It took me a good while to make a fire that morning, and I pretended that I couldn’t split kindlings without the axe, and when I once got the axe into my hands I took very good care not to let Mr. Crusoe get hold of it again. I made up my mind, however, that Mr. Crusoe must give up his notion about killing me, for it was really getting pretty dangerous, now that he had got the idea of knocking me on the head with the axe whenever he could catch me asleep. So, while the coffee was boiling, I said to him, “Mr. Crusoe, the reason why you are going to kill me is that your grandfather wasn’t cast ashore with an intelligent sailor-man, isn’t it?”

“That’s just it, my dear boy,” said he.

“But,” said I, “there was his man Friday, that I’ve heard you talk about. Now why shouldn’t I be your man Friday? It won’t do for you to try to get on without one, you know very well; and I don’t see where your Friday is to come from unless I help you out.”

“That’s an excellent idea, Mike,” exclaimed Mr. Crusoe. “And what’s more, if you are Friday I needn’t kill you; and I do assure you I don’t want to kill you if it can be avoided.”

“All right,” said I, “I’m your man Friday, and I hope you won’t give yourself the least trouble after this about killing me.”

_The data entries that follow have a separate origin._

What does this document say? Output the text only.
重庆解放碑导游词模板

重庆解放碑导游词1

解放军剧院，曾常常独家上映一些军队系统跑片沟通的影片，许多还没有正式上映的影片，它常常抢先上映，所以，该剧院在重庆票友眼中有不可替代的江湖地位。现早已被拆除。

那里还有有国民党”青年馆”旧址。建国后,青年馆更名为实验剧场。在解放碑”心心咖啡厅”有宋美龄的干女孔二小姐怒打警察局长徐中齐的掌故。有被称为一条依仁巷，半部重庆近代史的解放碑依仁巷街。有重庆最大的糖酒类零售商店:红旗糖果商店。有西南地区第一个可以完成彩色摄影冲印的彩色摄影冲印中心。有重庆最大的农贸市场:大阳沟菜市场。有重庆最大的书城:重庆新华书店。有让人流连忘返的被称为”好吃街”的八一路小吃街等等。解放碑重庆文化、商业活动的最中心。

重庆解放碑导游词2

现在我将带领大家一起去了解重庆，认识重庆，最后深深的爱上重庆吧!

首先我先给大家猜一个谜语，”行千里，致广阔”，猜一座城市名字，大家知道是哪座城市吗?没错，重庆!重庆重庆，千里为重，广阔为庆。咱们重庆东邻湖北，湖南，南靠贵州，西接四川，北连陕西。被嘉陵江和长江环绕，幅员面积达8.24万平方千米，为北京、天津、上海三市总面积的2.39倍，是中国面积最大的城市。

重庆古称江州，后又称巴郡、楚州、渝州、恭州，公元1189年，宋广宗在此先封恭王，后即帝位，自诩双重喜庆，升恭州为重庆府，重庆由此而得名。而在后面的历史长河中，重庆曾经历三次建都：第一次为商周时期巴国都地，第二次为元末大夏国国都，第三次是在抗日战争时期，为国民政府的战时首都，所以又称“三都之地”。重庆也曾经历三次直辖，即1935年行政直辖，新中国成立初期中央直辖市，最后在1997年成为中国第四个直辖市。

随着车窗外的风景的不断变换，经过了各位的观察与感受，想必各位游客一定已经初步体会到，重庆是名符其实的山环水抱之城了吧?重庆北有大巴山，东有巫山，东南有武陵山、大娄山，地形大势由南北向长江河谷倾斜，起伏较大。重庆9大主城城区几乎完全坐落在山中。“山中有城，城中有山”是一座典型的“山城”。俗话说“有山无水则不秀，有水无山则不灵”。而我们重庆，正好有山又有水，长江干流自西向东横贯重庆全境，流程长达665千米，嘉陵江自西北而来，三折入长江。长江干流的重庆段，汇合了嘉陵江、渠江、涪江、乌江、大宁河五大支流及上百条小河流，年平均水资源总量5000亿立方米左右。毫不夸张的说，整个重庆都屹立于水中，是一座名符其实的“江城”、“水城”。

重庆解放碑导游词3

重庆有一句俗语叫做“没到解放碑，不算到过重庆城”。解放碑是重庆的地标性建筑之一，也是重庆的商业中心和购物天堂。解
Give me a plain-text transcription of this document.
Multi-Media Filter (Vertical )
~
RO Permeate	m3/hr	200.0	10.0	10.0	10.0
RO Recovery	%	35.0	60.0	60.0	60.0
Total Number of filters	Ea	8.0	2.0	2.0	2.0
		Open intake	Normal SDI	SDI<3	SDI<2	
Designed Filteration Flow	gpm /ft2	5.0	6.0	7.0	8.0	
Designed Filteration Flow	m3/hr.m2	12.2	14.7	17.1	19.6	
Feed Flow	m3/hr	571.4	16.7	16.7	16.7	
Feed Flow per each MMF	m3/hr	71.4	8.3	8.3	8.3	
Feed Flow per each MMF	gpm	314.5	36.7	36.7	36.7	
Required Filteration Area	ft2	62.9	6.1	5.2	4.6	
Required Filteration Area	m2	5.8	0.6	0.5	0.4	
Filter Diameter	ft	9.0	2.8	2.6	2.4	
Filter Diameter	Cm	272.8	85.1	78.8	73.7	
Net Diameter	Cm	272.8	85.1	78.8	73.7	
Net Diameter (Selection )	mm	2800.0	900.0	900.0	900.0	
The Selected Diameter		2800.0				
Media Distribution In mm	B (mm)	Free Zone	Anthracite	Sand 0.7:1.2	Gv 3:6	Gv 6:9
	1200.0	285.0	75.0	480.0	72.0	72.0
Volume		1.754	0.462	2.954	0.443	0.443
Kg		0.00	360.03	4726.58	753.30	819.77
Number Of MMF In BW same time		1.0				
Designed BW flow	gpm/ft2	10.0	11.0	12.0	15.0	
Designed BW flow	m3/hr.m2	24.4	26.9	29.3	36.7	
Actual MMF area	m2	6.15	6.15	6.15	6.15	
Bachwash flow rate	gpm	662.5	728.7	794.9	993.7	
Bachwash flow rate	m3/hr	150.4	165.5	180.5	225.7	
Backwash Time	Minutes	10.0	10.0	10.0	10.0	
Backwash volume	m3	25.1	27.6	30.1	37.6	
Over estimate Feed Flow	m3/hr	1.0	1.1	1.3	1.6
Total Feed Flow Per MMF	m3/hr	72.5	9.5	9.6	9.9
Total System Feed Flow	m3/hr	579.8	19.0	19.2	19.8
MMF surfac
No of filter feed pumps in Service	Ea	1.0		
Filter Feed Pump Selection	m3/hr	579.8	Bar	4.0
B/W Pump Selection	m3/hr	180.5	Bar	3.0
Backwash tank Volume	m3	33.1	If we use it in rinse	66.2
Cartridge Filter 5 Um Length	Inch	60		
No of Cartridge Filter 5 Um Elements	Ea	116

Mr. Crusoe was as pleased with the notion of turning me into Friday as if he had been made a captain in the navy, but he said I couldn’t be made into Friday by just saying so, and that he would have to think how to do it in the correct way.

After breakfast Mr. Crusoe told me that I must burn a piece of cork and black myself all over, and that I might move out of my goat-skin clothes, and wear nothing but a towel tied round my waist. This suited me perfectly, and in a few minutes I was as black as a native African king. Then Mr. Crusoe told me I must walk about a mile down the beach, and then turn and run back to the house, and he would meet me, and consider that I was Friday.

I can’t tell you how nice it was to get rid of my goat-skin clothes. I felt as light as a feather; and after I had walked a mile away, and turned to run back, I felt as if I could run for a week without stopping.

I was running my best when Mr. Crusoe stepped out from the woods and aimed his gun almost at me. I thought first that he was going to shoot me, so the instant he fired I dropped flat on the beach, and then jumped up again and ran towards him, so as to get hold of his gun before he could load.

But he hadn’t fired at me after all. As I came towards him he put his gun down on the ground and smiled from ear to ear, and beckoned me to come to him in the most friendly sort of way. Then I remembered what he had told me about the way in which his grandfather had introduced himself to Friday by shooting a cannibal who was hungry, and was chasing Friday so as to catch him and put him on the coals.